Pernah suatu waktu yang bikin saya paling nelangsa. Teman-teman saya umumnya pernah memiliki kekasih. Ada yang jomblo punya mantan, lagi PDKT, dan punya gebetan. Mungkin cuma saya disini yang belum pernah merasakan jadi tambatan hati seseorang.  Maklum, saya penganut single dari lahir (miris). Saya yang seratus persen mendukung JOSH (Jomblo Sampe Halal) sering tukar fikiran dengan yang sudah punya pasangan. Sering diskusi kami dimulai dengan adanya suatu kasus, biasanya meme instagram. Waktu itu isi tulisannya “Stop Pacaran. Dukung Jones dan Jomblo Fisabilillah / Jomblo Lillahi ta’ala #PacaranMembunuhmu”

Spontan teman-teman saya (yang punya pacar) ini menanggapi.
“Saya pacaran biar gag banyak yang dekatin saya, biasanya kalau saya sendiri banyak yang dekatin”.
trus disambung sama teman satu lagi,
 “Coba deh, ada yang care dan selalu perhatian ke kamu. Pasti hatimu terenyuh dan selalu pengen diperhatiin”
“Kamu jomblo karena gak ada yang perhatian sama kamu kan?”

Nyess.

Ada benarnya juga sih. Siapa juga yang perhatian sama saya? ha ha ha (miris lagi)
Lalu saya mengelak, “Gak kok, ada yang perhatian tapi saya gak menanggapi. Kan saya jagonya dalam menjaga jarak dan perasaan” Alaaah alibi aja. Hahaha

Kemudian kita beralih soal kantong. Baru kemaren sore rasanya, saya bisa makan enak, bisa beli buku banyak, bisa kesana-kesini tanpa banyak pertimbangan. Sedih melihat teman yang susah banget buat bayar uang semester. Kasian melihat teman yang bayar banyak buat kompre dan wisuda. Sedangkan saya? Uang semester dibayarin beasiswa. Uang saku dikasih lebih karena sedang penelitian. Ada pemasukan dari hibah dana proposal juga. Pokoknya sejahtera deh.

Tiba saatnya membayar uang kos. Rutinitas beli buku tiap bulan. Paket internet mulai habis. Uang saku menipis karena sering makan di luar. Dana tak terduga dari ban motor yang bocor, biaya bensin, dan hang out yang tercipta mendadak. Alhasil, dompet saya kering, meranggas, tak ada kehidupan. Lalu saya mulai memutar otak. Bagaimana caranya supaya tidak ada kiriman dari rumah lagi. Bagaimana supaya saya tidak merepotkan orang di rumah lagi. Bagaimana supaya saya, bisa punya penghasilan sendiri? Miris kan, memang hidup penuh paradoks.
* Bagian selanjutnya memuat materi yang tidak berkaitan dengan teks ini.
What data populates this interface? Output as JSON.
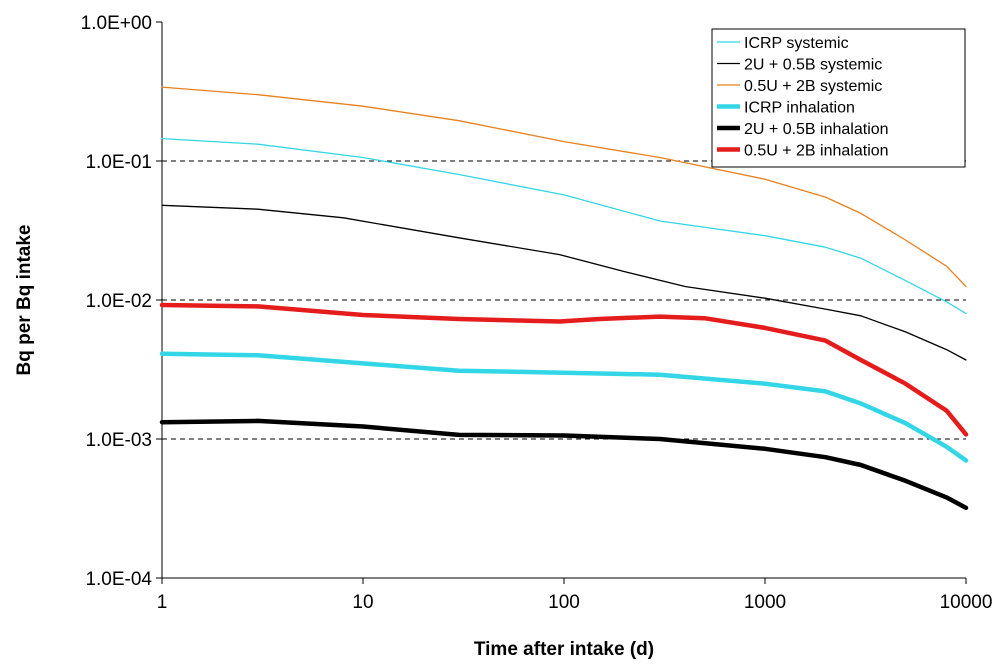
{
  "chart_data": {
    "type": "line",
    "xlabel": "Time after intake (d)",
    "ylabel": "Bq per Bq intake",
    "x_scale": "log",
    "y_scale": "log",
    "xlim": [
      1,
      10000
    ],
    "ylim": [
      0.0001,
      1
    ],
    "x_ticks": [
      1,
      10,
      100,
      1000,
      10000
    ],
    "x_tick_labels": [
      "1",
      "10",
      "100",
      "1000",
      "10000"
    ],
    "y_ticks": [
      0.0001,
      0.001,
      0.01,
      0.1,
      1
    ],
    "y_tick_labels": [
      "1.0E-04",
      "1.0E-03",
      "1.0E-02",
      "1.0E-01",
      "1.0E+00"
    ],
    "gridlines": {
      "y_major": true,
      "style": "dashed"
    },
    "legend_position": "top-right",
    "series": [
      {
        "name": "ICRP systemic",
        "color": "#33d6e6",
        "width": 1.3,
        "points": [
          [
            1,
            0.145
          ],
          [
            3,
            0.132
          ],
          [
            10,
            0.106
          ],
          [
            30,
            0.08
          ],
          [
            100,
            0.057
          ],
          [
            300,
            0.037
          ],
          [
            1000,
            0.029
          ],
          [
            2000,
            0.024
          ],
          [
            3000,
            0.02
          ],
          [
            5000,
            0.0138
          ],
          [
            8000,
            0.0097
          ],
          [
            10000,
            0.008
          ]
        ]
      },
      {
        "name": "2U + 0.5B systemic",
        "color": "#000000",
        "width": 1.3,
        "points": [
          [
            1,
            0.048
          ],
          [
            3,
            0.045
          ],
          [
            8,
            0.039
          ],
          [
            30,
            0.028
          ],
          [
            95,
            0.0212
          ],
          [
            200,
            0.016
          ],
          [
            400,
            0.0125
          ],
          [
            1000,
            0.0103
          ],
          [
            2000,
            0.0086
          ],
          [
            3000,
            0.0077
          ],
          [
            5000,
            0.0059
          ],
          [
            8000,
            0.0044
          ],
          [
            10000,
            0.0037
          ]
        ]
      },
      {
        "name": "0.5U + 2B systemic",
        "color": "#e8801e",
        "width": 1.3,
        "points": [
          [
            1,
            0.34
          ],
          [
            3,
            0.3
          ],
          [
            10,
            0.248
          ],
          [
            30,
            0.195
          ],
          [
            100,
            0.138
          ],
          [
            300,
            0.106
          ],
          [
            1000,
            0.074
          ],
          [
            2000,
            0.055
          ],
          [
            3000,
            0.042
          ],
          [
            5000,
            0.027
          ],
          [
            8000,
            0.0175
          ],
          [
            10000,
            0.0125
          ]
        ]
      },
      {
        "name": "ICRP inhalation",
        "color": "#33d6e6",
        "width": 4.5,
        "points": [
          [
            1,
            0.0041
          ],
          [
            3,
            0.004
          ],
          [
            10,
            0.0035
          ],
          [
            30,
            0.0031
          ],
          [
            100,
            0.003
          ],
          [
            300,
            0.0029
          ],
          [
            1000,
            0.0025
          ],
          [
            2000,
            0.0022
          ],
          [
            3000,
            0.0018
          ],
          [
            5000,
            0.0013
          ],
          [
            8000,
            0.00088
          ],
          [
            10000,
            0.0007
          ]
        ]
      },
      {
        "name": "2U + 0.5B inhalation",
        "color": "#000000",
        "width": 4.5,
        "points": [
          [
            1,
            0.00132
          ],
          [
            3,
            0.00135
          ],
          [
            10,
            0.00123
          ],
          [
            30,
            0.00107
          ],
          [
            100,
            0.00106
          ],
          [
            300,
            0.001
          ],
          [
            1000,
            0.00085
          ],
          [
            2000,
            0.00074
          ],
          [
            3000,
            0.00065
          ],
          [
            5000,
            0.0005
          ],
          [
            8000,
            0.00038
          ],
          [
            10000,
            0.00032
          ]
        ]
      },
      {
        "name": "0.5U + 2B inhalation",
        "color": "#e51c1c",
        "width": 4.5,
        "points": [
          [
            1,
            0.0092
          ],
          [
            3,
            0.009
          ],
          [
            10,
            0.0078
          ],
          [
            30,
            0.0073
          ],
          [
            95,
            0.007
          ],
          [
            150,
            0.0073
          ],
          [
            300,
            0.0076
          ],
          [
            500,
            0.0074
          ],
          [
            1000,
            0.0063
          ],
          [
            2000,
            0.0051
          ],
          [
            3000,
            0.0037
          ],
          [
            5000,
            0.0025
          ],
          [
            8000,
            0.0016
          ],
          [
            10000,
            0.00108
          ]
        ]
      }
    ]
  }
}
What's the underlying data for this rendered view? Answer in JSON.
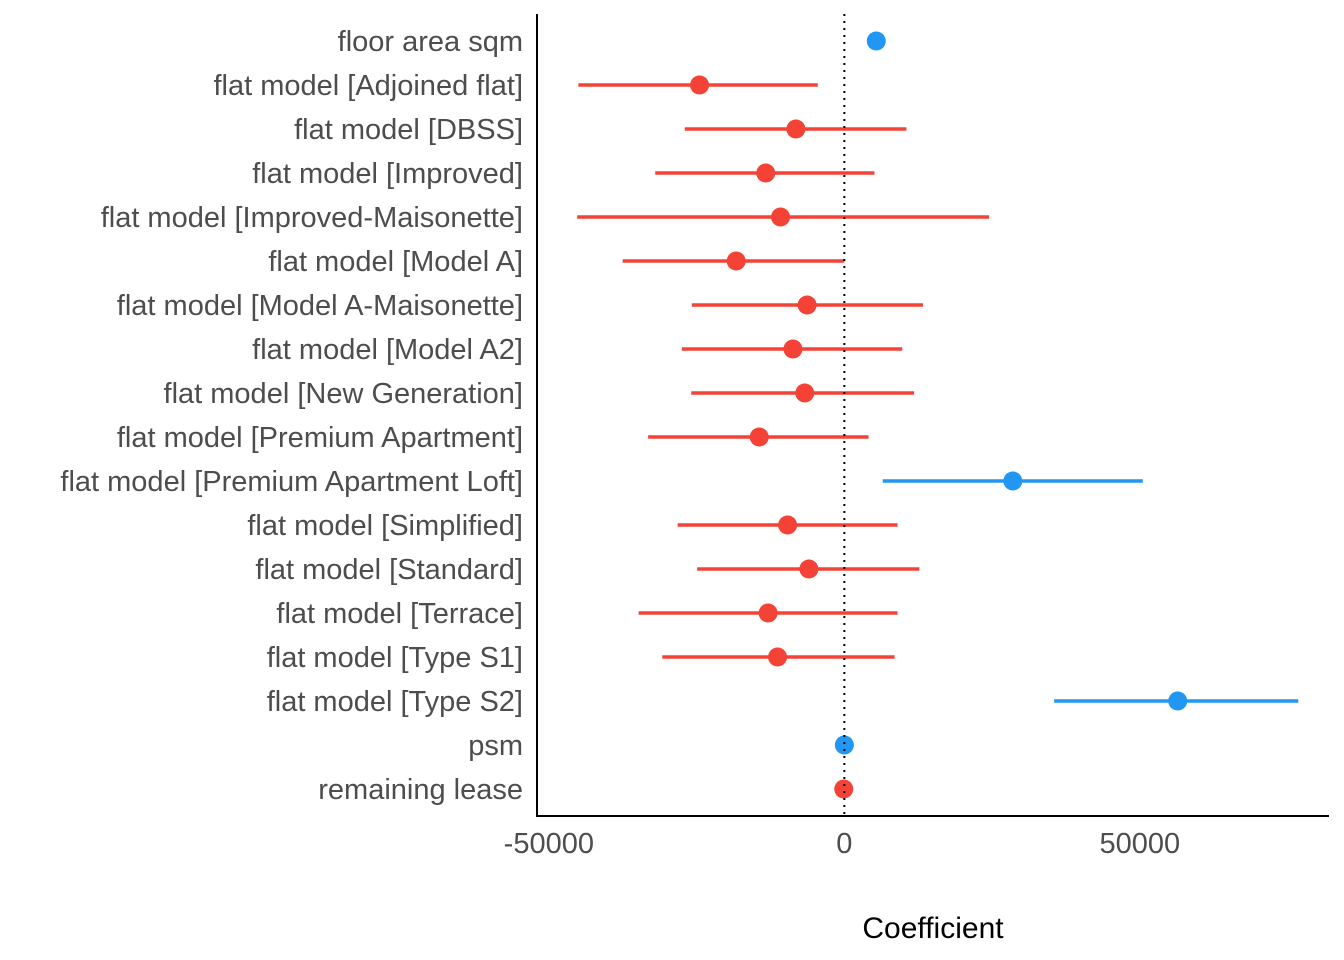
{
  "chart_data": {
    "type": "forest",
    "xlabel": "Coefficient",
    "xlim": [
      -52000,
      82000
    ],
    "xticks": [
      -50000,
      0,
      50000
    ],
    "xtick_labels": [
      "-50000",
      "0",
      "50000"
    ],
    "reference_line": 0,
    "grid": false,
    "colors": {
      "positive": "#2196f3",
      "negative": "#f44336"
    },
    "terms": [
      {
        "label": "floor area sqm",
        "estimate": 5400,
        "low": 5000,
        "high": 5800,
        "sign": "positive"
      },
      {
        "label": "flat model [Adjoined flat]",
        "estimate": -24500,
        "low": -45000,
        "high": -4500,
        "sign": "negative"
      },
      {
        "label": "flat model [DBSS]",
        "estimate": -8200,
        "low": -27000,
        "high": 10500,
        "sign": "negative"
      },
      {
        "label": "flat model [Improved]",
        "estimate": -13300,
        "low": -32000,
        "high": 5100,
        "sign": "negative"
      },
      {
        "label": "flat model [Improved-Maisonette]",
        "estimate": -10800,
        "low": -45200,
        "high": 24500,
        "sign": "negative"
      },
      {
        "label": "flat model [Model A]",
        "estimate": -18300,
        "low": -37500,
        "high": 0,
        "sign": "negative"
      },
      {
        "label": "flat model [Model A-Maisonette]",
        "estimate": -6300,
        "low": -25800,
        "high": 13300,
        "sign": "negative"
      },
      {
        "label": "flat model [Model A2]",
        "estimate": -8700,
        "low": -27500,
        "high": 9800,
        "sign": "negative"
      },
      {
        "label": "flat model [New Generation]",
        "estimate": -6700,
        "low": -25900,
        "high": 11800,
        "sign": "negative"
      },
      {
        "label": "flat model [Premium Apartment]",
        "estimate": -14400,
        "low": -33200,
        "high": 4100,
        "sign": "negative"
      },
      {
        "label": "flat model [Premium Apartment Loft]",
        "estimate": 28500,
        "low": 6500,
        "high": 50500,
        "sign": "positive"
      },
      {
        "label": "flat model [Simplified]",
        "estimate": -9600,
        "low": -28200,
        "high": 9000,
        "sign": "negative"
      },
      {
        "label": "flat model [Standard]",
        "estimate": -6000,
        "low": -24900,
        "high": 12700,
        "sign": "negative"
      },
      {
        "label": "flat model [Terrace]",
        "estimate": -12900,
        "low": -34800,
        "high": 9000,
        "sign": "negative"
      },
      {
        "label": "flat model [Type S1]",
        "estimate": -11300,
        "low": -30800,
        "high": 8500,
        "sign": "negative"
      },
      {
        "label": "flat model [Type S2]",
        "estimate": 56400,
        "low": 35500,
        "high": 76800,
        "sign": "positive"
      },
      {
        "label": "psm",
        "estimate": 0,
        "low": -100,
        "high": 100,
        "sign": "positive"
      },
      {
        "label": "remaining lease",
        "estimate": -100,
        "low": -200,
        "high": 0,
        "sign": "negative"
      }
    ]
  }
}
Lalu saya sempat bertanya pada Allah, kenapa seringkali yang saya harapkan jauh berbeda dari kenyataan yang saya jalankan? Sampai sekarang saya hanya bisa mengambil hikmah dari banyak buku yang saya baca. Bahwasannya Allah terkadang mengabulkan permohonan hambaNya dengan cara yang tak terduga-duga. Agar kita bisa memutar otak dan bisa menilai suatu hal dari banyak sudut pandang. Tentunya menjadi dewasa dengan terkabulnya doa yang disertai usaha untuk berani mengambil tindakan dengan cara bersabar, banyak ikhtiar, dan percaya sama garis yang termaktub di lauh mahfuz.